I love museums and I have been to some of the major museums, from the general ones – “The Met”, the Louvre, to the ones with a focus – MOMA, the WWII museum, to some of the “specialties” – the spy museum, the mob museum. Different museums have different characteristics, different curation logic and different ways to engage the audiences. As far as I enjoyed many of them, I never stop questioning: is this the right if not the best way to arrange all the artifacts and create such a space for us to access all the “points of interests”?

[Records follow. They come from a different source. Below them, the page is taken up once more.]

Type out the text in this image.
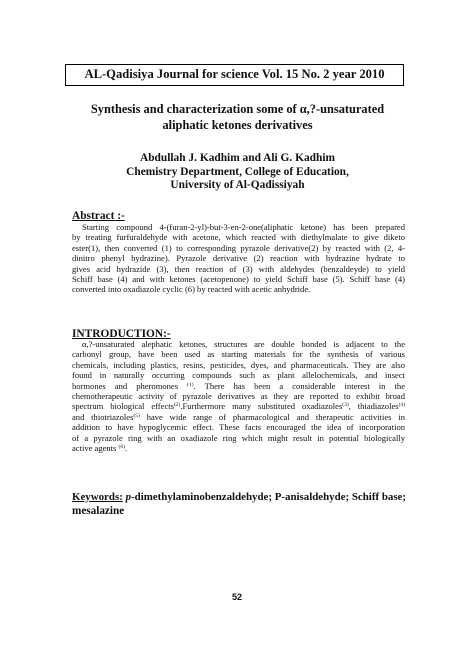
AL-Qadisiya Journal for science Vol. 15 No. 2 year 2010
Synthesis and characterization some of α,?-unsaturated
aliphatic ketones derivatives
Abdullah J. Kadhim and Ali G. Kadhim
Chemistry Department, College of Education,
University of Al-Qadissiyah
Abstract :-
Starting compound 4-(furan-2-yl)-but-3-en-2-one(aliphatic ketone) has been prepared
by treating furfuraldehyde with acetone, which reacted with diethylmalate to give diketo
ester(1), then converted (1) to corresponding pyrazole derivative(2) by reacted with (2, 4-
dinitro phenyl hydrazine). Pyrazole derivative (2) reaction with hydrazine hydrate to
gives acid hydrazide (3), then reaction of (3) with aldehydes (benzaldeyde) to yield
Schiff base (4) and with ketones (acetopenone) to yield Schiff base (5). Schiff base (4)
converted into oxadiazole cyclic (6) by reacted with acetic anhydride.
INTRODUCTION:-
α,?-unsaturated alephatic ketones, structures are double bonded is adjacent to the
carbonyl group, have been used as starting materials for the synthesis of various
chemicals, including plastics, resins, pesticides, dyes, and pharmaceuticals. They are also
found in naturally occurring compounds such as plant allelochemicals, and insect
hormones and pheromones $^{(1)}$. There has been a considerable interest in the
chemotherapeutic activity of pyrazole derivatives as they are reported to exhibit broad
spectrum biological effects$^{(2)}$.Furthermore many substituted oxadiazoles$^{(3)}$, thiadiazoles$^{(4)}$
and thiotriazoles$^{(5)}$ have wide range of pharmacological and therapeutic activities in
addition to have hypoglycemic effect. These facts encouraged the idea of incorporation
of a pyrazole ring with an oxadiazole ring which might result in potential biologically
active agents $^{(6)}$.
Keywords: p-dimethylaminobenzaldehyde; P-anisaldehyde; Schiff base;
mesalazine
52
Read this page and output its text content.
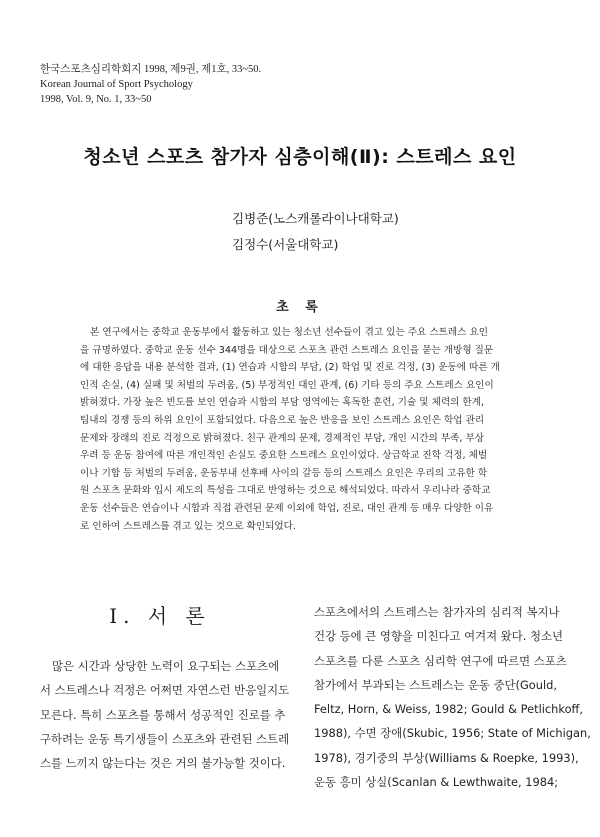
한국스포츠심리학회지 1998, 제9권, 제1호, 33~50.
Korean Journal of Sport Psychology
1998, Vol. 9, No. 1, 33~50
청소년 스포츠 참가자 심층이해(Ⅱ): 스트레스 요인
김병준(노스캐롤라이나대학교)
김정수(서울대학교)
초 록
본 연구에서는 중학교 운동부에서 활동하고 있는 청소년 선수들이 겪고 있는 주요 스트레스 요인
을 규명하였다. 중학교 운동 선수 344명을 대상으로 스포츠 관련 스트레스 요인을 묻는 개방형 질문
에 대한 응답을 내용 분석한 결과, (1) 연습과 시합의 부담, (2) 학업 및 진로 걱정, (3) 운동에 따른 개
인적 손실, (4) 실패 및 처벌의 두려움, (5) 부정적인 대인 관계, (6) 기타 등의 주요 스트레스 요인이
밝혀졌다. 가장 높은 빈도를 보인 연습과 시합의 부담 영역에는 혹독한 훈련, 기술 및 체력의 한계,
팀내의 경쟁 등의 하위 요인이 포함되었다. 다음으로 높은 반응을 보인 스트레스 요인은 학업 관리
문제와 장래의 진로 걱정으로 밝혀졌다. 친구 관계의 문제, 경제적인 부담, 개인 시간의 부족, 부상
우려 등 운동 참여에 따른 개인적인 손실도 중요한 스트레스 요인이었다. 상급학교 진학 걱정, 체벌
이나 기합 등 처벌의 두려움, 운동부내 선후배 사이의 갈등 등의 스트레스 요인은 우리의 고유한 학
원 스포츠 문화와 입시 제도의 특성을 그대로 반영하는 것으로 해석되었다. 따라서 우리나라 중학교
운동 선수들은 연습이나 시합과 직접 관련된 문제 이외에 학업, 진로, 대인 관계 등 매우 다양한 이유
로 인하여 스트레스를 겪고 있는 것으로 확인되었다.
Ⅰ. 서 론
많은 시간과 상당한 노력이 요구되는 스포츠에
서 스트레스나 걱정은 어쩌면 자연스런 반응일지도
모른다. 특히 스포츠를 통해서 성공적인 진로를 추
구하려는 운동 특기생들이 스포츠와 관련된 스트레
스를 느끼지 않는다는 것은 거의 불가능할 것이다.
스포츠에서의 스트레스는 참가자의 심리적 복지나
건강 등에 큰 영향을 미친다고 여겨져 왔다. 청소년
스포츠를 다룬 스포츠 심리학 연구에 따르면 스포츠
참가에서 부과되는 스트레스는 운동 중단(Gould,
Feltz, Horn, & Weiss, 1982; Gould & Petlichkoff,
1988), 수면 장애(Skubic, 1956; State of Michigan,
1978), 경기중의 부상(Williams & Roepke, 1993),
운동 흥미 상실(Scanlan & Lewthwaite, 1984;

This is a complicated question. Museums are not for everyone in the first place. Most of the museums have geographical attributions, one would need to overcome the barrier in time and space to have access a certain museum, not to mention things inside the museum—they have another layer of barrier – the intellectual barrier. Everything has to work within a context—this is especially true to the art and historical objects. This is why many museums would invest heavily in providing the audiences with more background information. This could be achieved by guides (audio machines or human guides), a restored virtual space (a Chinese temple) and the most common practice – a brief introduction (brochure or small blocks on the wall).

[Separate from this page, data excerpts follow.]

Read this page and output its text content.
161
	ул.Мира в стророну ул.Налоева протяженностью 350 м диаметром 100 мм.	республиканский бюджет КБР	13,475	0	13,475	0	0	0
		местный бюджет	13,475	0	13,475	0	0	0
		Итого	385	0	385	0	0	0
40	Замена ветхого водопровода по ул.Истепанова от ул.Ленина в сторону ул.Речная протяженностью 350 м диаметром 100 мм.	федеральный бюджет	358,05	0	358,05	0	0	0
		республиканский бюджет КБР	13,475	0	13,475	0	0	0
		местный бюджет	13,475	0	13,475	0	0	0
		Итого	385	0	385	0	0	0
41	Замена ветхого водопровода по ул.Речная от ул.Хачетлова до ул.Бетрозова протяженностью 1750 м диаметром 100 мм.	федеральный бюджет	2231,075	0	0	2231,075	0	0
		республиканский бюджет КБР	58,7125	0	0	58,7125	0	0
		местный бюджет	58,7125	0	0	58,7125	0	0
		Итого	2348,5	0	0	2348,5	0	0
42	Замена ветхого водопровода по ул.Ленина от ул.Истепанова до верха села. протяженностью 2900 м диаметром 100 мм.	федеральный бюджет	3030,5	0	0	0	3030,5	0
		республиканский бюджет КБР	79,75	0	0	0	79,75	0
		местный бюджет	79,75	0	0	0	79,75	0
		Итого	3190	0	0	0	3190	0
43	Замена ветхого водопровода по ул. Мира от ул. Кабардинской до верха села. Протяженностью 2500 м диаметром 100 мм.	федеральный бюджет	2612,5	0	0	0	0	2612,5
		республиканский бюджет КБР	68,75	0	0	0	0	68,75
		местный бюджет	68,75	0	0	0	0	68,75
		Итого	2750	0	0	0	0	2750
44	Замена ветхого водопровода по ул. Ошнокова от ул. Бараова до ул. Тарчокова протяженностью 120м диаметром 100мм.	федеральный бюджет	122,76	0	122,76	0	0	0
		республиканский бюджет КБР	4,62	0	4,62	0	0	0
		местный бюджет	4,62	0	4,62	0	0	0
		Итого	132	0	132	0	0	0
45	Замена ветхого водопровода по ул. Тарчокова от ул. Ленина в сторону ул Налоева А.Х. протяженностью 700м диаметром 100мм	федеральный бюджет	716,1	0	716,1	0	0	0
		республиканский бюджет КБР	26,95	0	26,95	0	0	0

There are many other ways to enhance the sense of presence in a museum – the ultimate goal is to help the audiences understand – how this self-contained artifact in front of you could be connected to a larger context and thus being transformed into something different and unique. So why do we deprive these objects of their original context and put them in a place like a museum? One would argue this is economies of scale – it would be impossible for one to access art and history in such a scale without gathering things in a museum. But this is to say the idea of the museum itself was out of a “value shelter”.

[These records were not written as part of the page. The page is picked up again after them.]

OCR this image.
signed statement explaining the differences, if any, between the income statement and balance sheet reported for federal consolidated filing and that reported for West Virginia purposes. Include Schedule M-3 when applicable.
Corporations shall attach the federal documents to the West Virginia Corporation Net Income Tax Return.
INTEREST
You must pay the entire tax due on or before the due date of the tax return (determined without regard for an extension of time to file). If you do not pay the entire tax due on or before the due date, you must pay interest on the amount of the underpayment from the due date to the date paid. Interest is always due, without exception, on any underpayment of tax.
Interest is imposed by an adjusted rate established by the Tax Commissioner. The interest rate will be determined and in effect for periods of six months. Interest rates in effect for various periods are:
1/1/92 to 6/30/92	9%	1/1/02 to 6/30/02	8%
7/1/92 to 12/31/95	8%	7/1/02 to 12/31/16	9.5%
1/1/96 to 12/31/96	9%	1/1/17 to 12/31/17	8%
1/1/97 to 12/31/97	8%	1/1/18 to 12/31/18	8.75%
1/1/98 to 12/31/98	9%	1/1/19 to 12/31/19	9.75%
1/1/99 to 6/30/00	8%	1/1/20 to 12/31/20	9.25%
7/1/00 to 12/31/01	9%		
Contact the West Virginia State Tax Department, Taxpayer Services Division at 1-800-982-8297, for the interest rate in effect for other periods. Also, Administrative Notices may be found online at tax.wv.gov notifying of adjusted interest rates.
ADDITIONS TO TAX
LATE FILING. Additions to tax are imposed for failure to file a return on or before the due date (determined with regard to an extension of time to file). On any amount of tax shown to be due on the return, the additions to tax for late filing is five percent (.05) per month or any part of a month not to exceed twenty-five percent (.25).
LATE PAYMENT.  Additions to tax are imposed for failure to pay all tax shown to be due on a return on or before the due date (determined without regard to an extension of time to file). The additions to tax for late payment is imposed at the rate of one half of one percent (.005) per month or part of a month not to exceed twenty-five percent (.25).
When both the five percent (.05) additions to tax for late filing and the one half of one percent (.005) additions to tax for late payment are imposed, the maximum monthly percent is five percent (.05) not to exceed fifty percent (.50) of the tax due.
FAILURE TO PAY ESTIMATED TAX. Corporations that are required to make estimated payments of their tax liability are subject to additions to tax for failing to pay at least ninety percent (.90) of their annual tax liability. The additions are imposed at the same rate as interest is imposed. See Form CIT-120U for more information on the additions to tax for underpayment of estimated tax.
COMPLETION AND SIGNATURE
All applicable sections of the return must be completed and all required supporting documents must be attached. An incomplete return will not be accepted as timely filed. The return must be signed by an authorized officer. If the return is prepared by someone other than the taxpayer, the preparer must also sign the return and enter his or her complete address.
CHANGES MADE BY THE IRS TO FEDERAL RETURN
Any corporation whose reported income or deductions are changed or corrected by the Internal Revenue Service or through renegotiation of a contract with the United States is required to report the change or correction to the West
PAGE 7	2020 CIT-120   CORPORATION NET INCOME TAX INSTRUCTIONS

So, when I saw the Google art project, my reaction would be: this is a new layer in the entire hierarchy of accessing art and history. Everything could be a carrier of are and history. Some could be richer than others due to all kinds of reasons. We preserve them and study them so that we could gain a better understanding of the comprehensive context – the context of our world. The museum is a collective effort and representation – effort in increasing the density of the facts and representation of much specific art and history. But it’s never the best way – it’s a way and that’s it. Google art is a way. You could still argue people would stop going to the museums as they now have access to high-quality virtual experience online and this could be true. But chances are that people who are not interested in the art or history gained their first lesson online and want to explore afterward. After all, some exposure is better than zero exposure.